The industry was asked to come up with a viable alternative and at a meeting held in summer 2010, for which MHRA representatives were present, the Minister for Finance, the Economy and Investment said an increase in VAT on accommodation was being considered as an alternative measure. In the absence of any reasonable alternative being made, the government announced in its Budget speech of October 2010 that VAT on accommodation would increase from five to seven per cent. This proposal is therefore substituting the 50c per night proposal made in the October 2008 Budget.
It is therefore incorrect to state that “the VAT increase was unexpected and not mentioned before the bombshell was dropped during the Budget speech” or that the tourism industry’s concerns were ignored.

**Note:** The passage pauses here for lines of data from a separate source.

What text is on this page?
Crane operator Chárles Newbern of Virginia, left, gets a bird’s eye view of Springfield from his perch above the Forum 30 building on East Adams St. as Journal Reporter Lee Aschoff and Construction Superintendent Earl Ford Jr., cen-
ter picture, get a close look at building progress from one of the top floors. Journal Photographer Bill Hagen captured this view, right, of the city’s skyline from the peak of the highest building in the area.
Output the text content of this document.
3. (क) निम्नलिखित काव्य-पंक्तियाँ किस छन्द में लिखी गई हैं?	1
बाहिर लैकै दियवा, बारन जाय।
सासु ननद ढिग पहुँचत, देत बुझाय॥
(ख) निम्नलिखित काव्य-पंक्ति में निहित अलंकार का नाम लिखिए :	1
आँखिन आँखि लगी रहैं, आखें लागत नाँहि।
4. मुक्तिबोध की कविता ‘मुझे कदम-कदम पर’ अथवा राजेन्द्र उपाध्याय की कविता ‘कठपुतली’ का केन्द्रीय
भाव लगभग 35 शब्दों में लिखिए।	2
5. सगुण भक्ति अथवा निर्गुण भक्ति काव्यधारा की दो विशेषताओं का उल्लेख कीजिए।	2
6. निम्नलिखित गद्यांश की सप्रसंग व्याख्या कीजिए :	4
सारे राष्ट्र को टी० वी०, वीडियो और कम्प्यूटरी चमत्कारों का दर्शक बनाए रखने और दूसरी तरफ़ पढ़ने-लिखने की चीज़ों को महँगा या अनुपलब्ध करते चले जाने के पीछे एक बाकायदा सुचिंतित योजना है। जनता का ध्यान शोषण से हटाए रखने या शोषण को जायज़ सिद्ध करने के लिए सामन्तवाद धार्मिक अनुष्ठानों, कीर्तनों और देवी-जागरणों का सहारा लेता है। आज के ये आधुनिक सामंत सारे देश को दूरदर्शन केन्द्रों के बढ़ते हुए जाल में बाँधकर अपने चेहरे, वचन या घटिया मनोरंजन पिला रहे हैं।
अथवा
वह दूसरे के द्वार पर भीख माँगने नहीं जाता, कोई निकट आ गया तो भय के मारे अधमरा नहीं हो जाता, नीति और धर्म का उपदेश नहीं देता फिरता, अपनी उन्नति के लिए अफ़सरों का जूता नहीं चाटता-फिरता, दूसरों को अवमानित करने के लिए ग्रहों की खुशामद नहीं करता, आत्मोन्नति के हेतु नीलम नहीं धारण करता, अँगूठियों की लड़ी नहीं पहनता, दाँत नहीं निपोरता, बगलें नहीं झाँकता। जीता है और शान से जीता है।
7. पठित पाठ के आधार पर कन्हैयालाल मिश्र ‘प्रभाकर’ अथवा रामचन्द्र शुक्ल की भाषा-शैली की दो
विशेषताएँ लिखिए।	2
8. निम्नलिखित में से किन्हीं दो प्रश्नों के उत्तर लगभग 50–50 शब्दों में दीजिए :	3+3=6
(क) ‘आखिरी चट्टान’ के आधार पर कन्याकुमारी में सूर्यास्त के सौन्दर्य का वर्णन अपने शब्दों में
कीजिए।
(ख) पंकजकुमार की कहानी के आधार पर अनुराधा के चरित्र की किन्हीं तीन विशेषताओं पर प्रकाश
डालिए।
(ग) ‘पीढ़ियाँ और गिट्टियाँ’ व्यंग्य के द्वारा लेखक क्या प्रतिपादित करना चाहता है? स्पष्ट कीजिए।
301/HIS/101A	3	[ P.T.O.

It is further incorrect to state the tourism accommodation industry is “in for an unpleasant surprise” when it learns that the rebate the government is considering on the two percentage point increase will cover only part of the increase in VAT on accommodation.
In a statement issued last October 28, the Finance Ministry was clear on the fact it was only considering a rebate for a specific period of time and for contracts that had already been signed with tour operators. The statement explained that operators signing contracts after the Budget speech for 2011, during which the increase in VAT on accommodation was announced, would not be considered for such rebate.
The government always said it was prepared to consider only a partial rebate. The government never said or gave the impression it would grant a full rebate. The hoteliers were fully aware of the government’s position as this was repeated time and time again in meetings held between government officials and hotel representatives. It was also publicly repeated by the Parliamentary Secretary for Tourism, Mario de Marco, during the MHRA’s annual general meeting on November 26 for which members of the media were present and an item appeared on The Sunday Times (December 31) clearly saying “the government is actively considering a rebate on part of the incremental VAT for a transitional period of time”.
Therefore, the assertion on which the whole January 1 article was based, namely, that the hospitality industry was expecting a full rebate for the full duration of contracts signed, is completely wrong. Indeed, a circular issued by MHRA to members on December 31 said that “although we can reaffirm the government will be applying a partial rebate of the additional two per cent VAT rate on the contracted business as per signed contracts, we still need to ascertain the quantum, period of application and methodology of the scheme”.
The government could have introduced this revenue measure the way Rome introduced its bed tax – overnight. It could have decided not to give any rebate given this measure was long overdue.
This government considers tourism as a main driver for economic growth and has worked hard with all tourism stakeholders to improve the profitability of the industry. Our efforts are being rewarded. Three out of the past four years were record years. In the first 11 months of this year, tourism revenue surpassed €1.1 billion.
The government is committed to continue working with the stakeholders to ensure that this industry continues to thrive and generate economic wealth. At the same time, the government is committed to a responsible decision in terms of allocating rebates or subsidies. These are ultimately paid out from our taxes and therefore we have to ensure they are justified and fair.
The author is communications coordinator at the Ministry of Finance, the Economy and Investment.